The Dark Energy Survey is releasing to the public a massive collection of astronomical data and calibrated images collected over six years of scanning the southern skies. The release, which includes images of nearly 700 million astronomical objects, is one of the largest astronomical catalogs issued to date.
The Dark Energy Survey, or DES, was an international collaboration led by UChicago-affiliated Fermi National Accelerator Laboratory, which spent more than half a decade collecting and analyzing data from the sky. The project covered 5,000 square degrees of the southern sky (one-eighth of the entire sky) and spanning billions of light-years, with the ultimate goal of understanding the accelerating expansion of the universe and the phenomenon called “dark energy” thought to be responsible for this expansion.
The new catalog, called DR2, was released by a collaboration including Fermilab, the University of Illinois at Champaign-Urbana’s National Center for Supercomputing Applications, and the National Science Foundation’s NOIRLab, during a session held Jan. 14 at the 237th Meeting of the American Astronomical Society.
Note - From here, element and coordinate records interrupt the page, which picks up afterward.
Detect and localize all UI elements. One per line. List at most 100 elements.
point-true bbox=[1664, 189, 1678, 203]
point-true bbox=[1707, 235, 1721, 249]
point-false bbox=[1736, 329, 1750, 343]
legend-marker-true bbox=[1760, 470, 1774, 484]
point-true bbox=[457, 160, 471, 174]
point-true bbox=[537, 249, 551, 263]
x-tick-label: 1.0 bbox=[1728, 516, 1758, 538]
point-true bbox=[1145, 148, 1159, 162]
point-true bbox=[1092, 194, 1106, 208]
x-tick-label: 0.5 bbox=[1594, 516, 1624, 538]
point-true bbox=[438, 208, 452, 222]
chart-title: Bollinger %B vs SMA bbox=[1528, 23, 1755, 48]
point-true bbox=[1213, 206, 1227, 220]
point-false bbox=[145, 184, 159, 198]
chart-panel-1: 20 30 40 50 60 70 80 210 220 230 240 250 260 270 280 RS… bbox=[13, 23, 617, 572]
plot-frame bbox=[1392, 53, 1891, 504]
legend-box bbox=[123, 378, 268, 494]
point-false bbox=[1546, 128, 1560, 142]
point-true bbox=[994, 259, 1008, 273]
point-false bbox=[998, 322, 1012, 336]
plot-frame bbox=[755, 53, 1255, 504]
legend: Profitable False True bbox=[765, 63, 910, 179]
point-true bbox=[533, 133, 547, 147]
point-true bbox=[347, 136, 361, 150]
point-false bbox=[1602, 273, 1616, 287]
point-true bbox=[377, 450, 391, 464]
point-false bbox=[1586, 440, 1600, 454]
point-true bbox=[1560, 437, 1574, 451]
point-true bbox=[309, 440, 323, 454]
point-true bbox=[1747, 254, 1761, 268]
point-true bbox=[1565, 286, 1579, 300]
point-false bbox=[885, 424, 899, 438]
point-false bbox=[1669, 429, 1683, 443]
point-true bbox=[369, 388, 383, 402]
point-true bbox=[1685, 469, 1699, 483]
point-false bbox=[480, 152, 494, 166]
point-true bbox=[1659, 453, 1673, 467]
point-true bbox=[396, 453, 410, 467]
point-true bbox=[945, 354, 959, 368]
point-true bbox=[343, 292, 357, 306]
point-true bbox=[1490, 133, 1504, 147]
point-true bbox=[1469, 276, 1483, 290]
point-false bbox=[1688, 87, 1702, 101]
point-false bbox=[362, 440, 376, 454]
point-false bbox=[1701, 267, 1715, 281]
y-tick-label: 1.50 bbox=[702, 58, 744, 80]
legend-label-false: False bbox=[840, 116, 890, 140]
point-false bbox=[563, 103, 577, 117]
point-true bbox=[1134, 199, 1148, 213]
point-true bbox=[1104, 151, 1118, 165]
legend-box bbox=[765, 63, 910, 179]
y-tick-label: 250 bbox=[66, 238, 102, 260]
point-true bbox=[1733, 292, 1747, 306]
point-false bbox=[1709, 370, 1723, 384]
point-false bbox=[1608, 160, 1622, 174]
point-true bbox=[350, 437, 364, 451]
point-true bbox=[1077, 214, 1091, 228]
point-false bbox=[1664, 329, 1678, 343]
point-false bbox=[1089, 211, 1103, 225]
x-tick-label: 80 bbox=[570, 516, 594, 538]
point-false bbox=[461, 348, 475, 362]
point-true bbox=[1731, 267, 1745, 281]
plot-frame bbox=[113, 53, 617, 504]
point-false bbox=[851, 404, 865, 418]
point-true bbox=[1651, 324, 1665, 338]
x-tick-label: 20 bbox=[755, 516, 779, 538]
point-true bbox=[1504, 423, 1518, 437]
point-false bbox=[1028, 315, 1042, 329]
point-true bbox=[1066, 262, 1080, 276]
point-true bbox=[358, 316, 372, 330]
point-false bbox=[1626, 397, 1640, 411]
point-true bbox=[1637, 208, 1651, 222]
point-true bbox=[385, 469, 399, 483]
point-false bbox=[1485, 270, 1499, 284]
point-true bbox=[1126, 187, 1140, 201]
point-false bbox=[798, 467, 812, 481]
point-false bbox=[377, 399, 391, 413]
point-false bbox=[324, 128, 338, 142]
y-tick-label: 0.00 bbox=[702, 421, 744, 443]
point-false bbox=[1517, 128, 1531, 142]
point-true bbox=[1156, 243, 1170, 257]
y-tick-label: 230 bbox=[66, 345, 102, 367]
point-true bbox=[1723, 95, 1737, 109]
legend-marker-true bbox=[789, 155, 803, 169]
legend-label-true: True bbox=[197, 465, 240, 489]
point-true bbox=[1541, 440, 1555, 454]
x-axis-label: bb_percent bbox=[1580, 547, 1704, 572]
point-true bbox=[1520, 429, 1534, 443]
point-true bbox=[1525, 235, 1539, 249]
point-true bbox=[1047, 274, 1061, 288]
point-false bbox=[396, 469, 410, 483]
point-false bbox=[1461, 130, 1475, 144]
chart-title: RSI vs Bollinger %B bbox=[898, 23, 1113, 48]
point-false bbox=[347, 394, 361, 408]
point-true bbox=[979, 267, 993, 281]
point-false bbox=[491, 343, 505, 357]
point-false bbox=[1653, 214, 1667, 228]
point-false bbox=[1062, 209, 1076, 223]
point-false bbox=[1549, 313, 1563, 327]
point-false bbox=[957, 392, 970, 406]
“This is a momentous milestone. For six years, the Dark Energy Survey collaboration took pictures of distant celestial objects in the night sky. Now, after carefully checking the quality and calibration of the images captured by the Dark Energy Camera, we are releasing this second batch of data to the public,” said Dark Energy Survey director Rich Kron, Prof. Emeritus of Astronomy & Astrophysics at the University of Chicago and Fermilab scientist. “We invite professional and amateur scientists alike to dig into what we consider a rich mine of gems waiting to be discovered.”
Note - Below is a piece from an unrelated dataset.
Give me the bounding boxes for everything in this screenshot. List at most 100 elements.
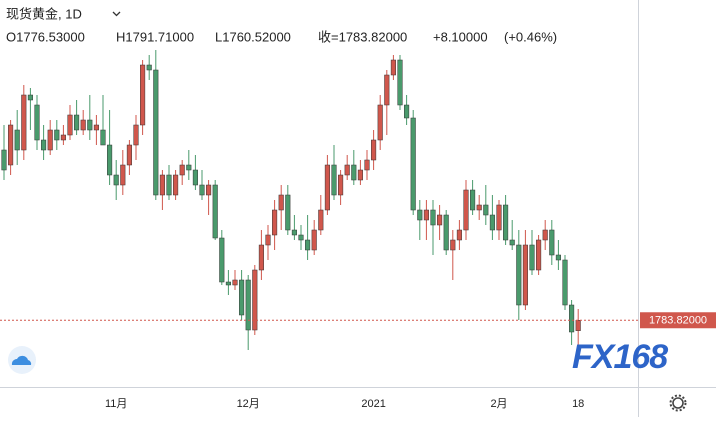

DR2 is the second data release in the survey’s seven-year history, building on the 400 million objects cataloged with the survey’s prior data release and improving on it by refining calibration techniques. Paired with the deeper combined images, DR2 includes improved estimates of the amount and distribution of matter in the universe.
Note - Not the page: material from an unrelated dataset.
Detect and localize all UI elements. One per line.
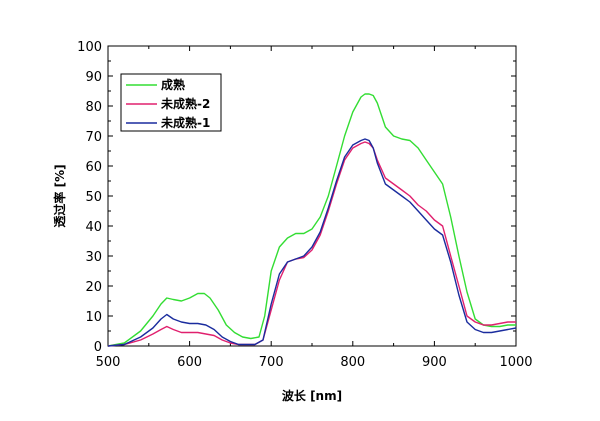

Astronomical researchers around the world can access these unprecedented data and mine them to make new discoveries about the universe, complementary to the studies being carried out by the Dark Energy Survey collaboration. The full data release is online and available to the public to explore.
Cosmic controversies
The Dark Energy Survey was designed to map hundreds of millions of galaxies and to discover thousands of supernovae in order to measure the history of cosmic expansion and the growth of large-scale structure in the universe, both of which reflect the nature and amount of dark energy in the universe. The primary tool in collecting these images, the Dark Energy Camera, is mounted to the Víctor M. Blanco 4-meter Telescope, part of the Cerro Tololo Inter-American Observatory in the Chilean Andes, part of National Science Foundation’s NOIRLab.